Yes I am very optimistic about this, It could come close to a mid range GPU provided that the code aproach the theoretical throughout of operations per clock, but that is hard to archived with sequential programming.
The trick is to have tight loops that preload data to level one cache and do a significan number of multiply and add, non of that shuffle of special instrutions. This what the plugin solver is designed to do.
One thing that baffled me is that I was using the operation fmuladd, which I though was standard for all AVX ready CPU, but it turns out that some do not support it, It appears that for the processor that do support it the troughput is not just double, is four time since an add using fmuadd with a const of 1.0 is twice as fast as a simple add, plus it doesy two operations.

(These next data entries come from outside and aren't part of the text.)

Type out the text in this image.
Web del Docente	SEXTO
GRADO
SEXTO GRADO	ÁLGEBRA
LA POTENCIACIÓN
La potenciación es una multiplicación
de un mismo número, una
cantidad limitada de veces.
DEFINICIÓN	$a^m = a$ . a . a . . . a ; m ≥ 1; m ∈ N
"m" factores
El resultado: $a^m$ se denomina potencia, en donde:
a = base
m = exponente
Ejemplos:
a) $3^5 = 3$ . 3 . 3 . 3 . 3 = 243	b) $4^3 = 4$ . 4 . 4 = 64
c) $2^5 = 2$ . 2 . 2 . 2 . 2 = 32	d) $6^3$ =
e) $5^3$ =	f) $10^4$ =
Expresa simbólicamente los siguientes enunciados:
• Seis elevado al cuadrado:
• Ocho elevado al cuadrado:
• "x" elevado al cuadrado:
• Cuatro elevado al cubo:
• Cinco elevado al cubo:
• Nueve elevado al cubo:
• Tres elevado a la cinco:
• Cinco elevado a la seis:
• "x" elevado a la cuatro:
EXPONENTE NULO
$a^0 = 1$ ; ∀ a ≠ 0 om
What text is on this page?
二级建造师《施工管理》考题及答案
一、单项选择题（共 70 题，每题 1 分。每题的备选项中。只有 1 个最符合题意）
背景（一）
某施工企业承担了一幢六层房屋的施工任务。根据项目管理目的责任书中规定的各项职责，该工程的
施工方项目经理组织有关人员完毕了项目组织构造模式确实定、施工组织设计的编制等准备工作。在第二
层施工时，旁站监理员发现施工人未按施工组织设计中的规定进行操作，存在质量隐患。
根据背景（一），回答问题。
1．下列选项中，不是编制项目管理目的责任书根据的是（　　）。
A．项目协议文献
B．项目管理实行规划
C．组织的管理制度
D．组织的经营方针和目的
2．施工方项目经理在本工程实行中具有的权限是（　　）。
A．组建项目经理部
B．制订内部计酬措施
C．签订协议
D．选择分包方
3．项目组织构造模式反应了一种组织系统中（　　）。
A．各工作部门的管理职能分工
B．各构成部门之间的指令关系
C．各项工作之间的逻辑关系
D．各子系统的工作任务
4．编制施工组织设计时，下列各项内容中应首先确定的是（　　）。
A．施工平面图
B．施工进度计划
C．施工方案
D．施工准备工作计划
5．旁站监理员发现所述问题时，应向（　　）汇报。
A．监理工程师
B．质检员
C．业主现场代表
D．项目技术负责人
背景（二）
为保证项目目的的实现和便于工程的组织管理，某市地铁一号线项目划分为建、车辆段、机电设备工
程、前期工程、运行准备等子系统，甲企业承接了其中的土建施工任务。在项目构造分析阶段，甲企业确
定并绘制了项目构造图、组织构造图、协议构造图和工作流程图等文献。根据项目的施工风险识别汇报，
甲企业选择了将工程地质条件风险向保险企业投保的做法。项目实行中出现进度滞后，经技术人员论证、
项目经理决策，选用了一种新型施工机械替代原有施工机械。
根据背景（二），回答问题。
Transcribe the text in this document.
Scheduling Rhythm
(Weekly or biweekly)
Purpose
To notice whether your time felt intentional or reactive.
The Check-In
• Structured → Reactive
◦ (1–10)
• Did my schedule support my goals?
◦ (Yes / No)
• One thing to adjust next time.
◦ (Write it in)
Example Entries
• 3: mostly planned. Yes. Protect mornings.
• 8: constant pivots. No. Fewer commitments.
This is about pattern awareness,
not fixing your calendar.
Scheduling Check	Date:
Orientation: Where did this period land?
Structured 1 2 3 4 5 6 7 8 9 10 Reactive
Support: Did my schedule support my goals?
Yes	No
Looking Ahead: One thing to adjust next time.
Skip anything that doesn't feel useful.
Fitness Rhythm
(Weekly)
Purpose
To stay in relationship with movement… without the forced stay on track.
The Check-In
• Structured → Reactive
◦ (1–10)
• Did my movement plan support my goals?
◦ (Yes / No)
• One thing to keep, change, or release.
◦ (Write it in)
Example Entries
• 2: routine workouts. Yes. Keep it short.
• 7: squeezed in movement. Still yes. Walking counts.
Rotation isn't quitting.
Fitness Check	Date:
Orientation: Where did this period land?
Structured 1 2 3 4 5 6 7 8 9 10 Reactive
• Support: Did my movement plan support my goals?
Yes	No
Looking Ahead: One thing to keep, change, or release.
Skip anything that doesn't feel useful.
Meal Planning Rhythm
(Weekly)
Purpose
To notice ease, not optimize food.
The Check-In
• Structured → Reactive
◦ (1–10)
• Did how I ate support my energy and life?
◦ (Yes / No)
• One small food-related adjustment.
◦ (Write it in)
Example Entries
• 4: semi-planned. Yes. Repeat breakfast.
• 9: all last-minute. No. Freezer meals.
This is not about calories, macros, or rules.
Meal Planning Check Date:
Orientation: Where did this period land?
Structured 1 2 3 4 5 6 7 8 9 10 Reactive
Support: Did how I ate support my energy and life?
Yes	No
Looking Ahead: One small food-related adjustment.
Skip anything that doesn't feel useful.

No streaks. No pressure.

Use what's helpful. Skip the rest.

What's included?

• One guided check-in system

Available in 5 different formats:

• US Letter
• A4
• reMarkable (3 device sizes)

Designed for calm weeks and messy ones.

but for the first version I will stick to simple add and simple mul operations.
I was searching to see if is was true that some icore 7 do not support mul add, and it seems that sandy bridge do not.
Intel Core 2 and Nehalem:
4 DP FLOPs/cycle: 2-wide SSE2 addition + 2-wide SSE2 multiplication
8 SP FLOPs/cycle: 4-wide SSE addition + 4-wide SSE multiplication
Intel Sandy Bridge/Ivy Bridge:
8 DP FLOPs/cycle: 4-wide AVX addition + 4-wide AVX multiplication
16 SP FLOPs/cycle: 8-wide AVX addition + 8-wide AVX multiplication
Intel Haswell/Broadwell/Skylake/Kaby Lake:
16 DP FLOPs/cycle: two 4-wide FMA (fused multiply-add) instructions
32 SP FLOPs/cycle: two 8-wide FMA (fused multiply-add) instructions
AMD K10:
4 DP FLOPs/cycle: 2-wide SSE2 addition + 2-wide SSE2 multiplication
8 SP FLOPs/cycle: 4-wide SSE addition + 4-wide SSE multiplication
AMD Bulldozer/Piledriver/Steamroller/Excavator, per module (two cores):
8 DP FLOPs/cycle: 4-wide FMA
16 SP FLOPs/cycle: 8-wide FMA
AMD Ryzen
8 DP FLOPs/cycle: 4-wide FMA
16 SP FLOPs/cycle: 8-wide FMA
Intel Atom (Bonnell/45nm, Saltwell/32nm, Silvermont/22nm):
1.5 DP FLOPs/cycle: scalar SSE2 addition + scalar SSE2 multiplication every other cycle
6 SP FLOPs/cycle: 4-wide SSE addition + 4-wide SSE multiplication every other cycle
AMD Bobcat:
1.5 DP FLOPs/cycle: scalar SSE2 addition + scalar SSE2 multiplication every other cycle
4 SP FLOPs/cycle: 4-wide SSE addition every other cycle + 4-wide SSE multiplication every other cycle
AMD Jaguar:
3 DP FLOPs/cycle: 4-wide AVX addition every other cycle + 4-wide AVX multiplication in four cycles
8 SP FLOPs/cycle: 8-wide AVX addition every other cycle + 8-wide AVX multiplication every other cycle
what this mean is that since thsi si a extranl plugin we can have diffrent versions that chek teh hardwres support.
I seem that the trick to get close to theoretical performance is to have enough instruction in the loop body, so that the compiler can schedule muls and adds in parallel and keep the units busy.
This appear to be true, the profile is showing that the same code is no just faster, this seem order of magnitude faster so far. some thing can be very good, I am very optimistic about this now.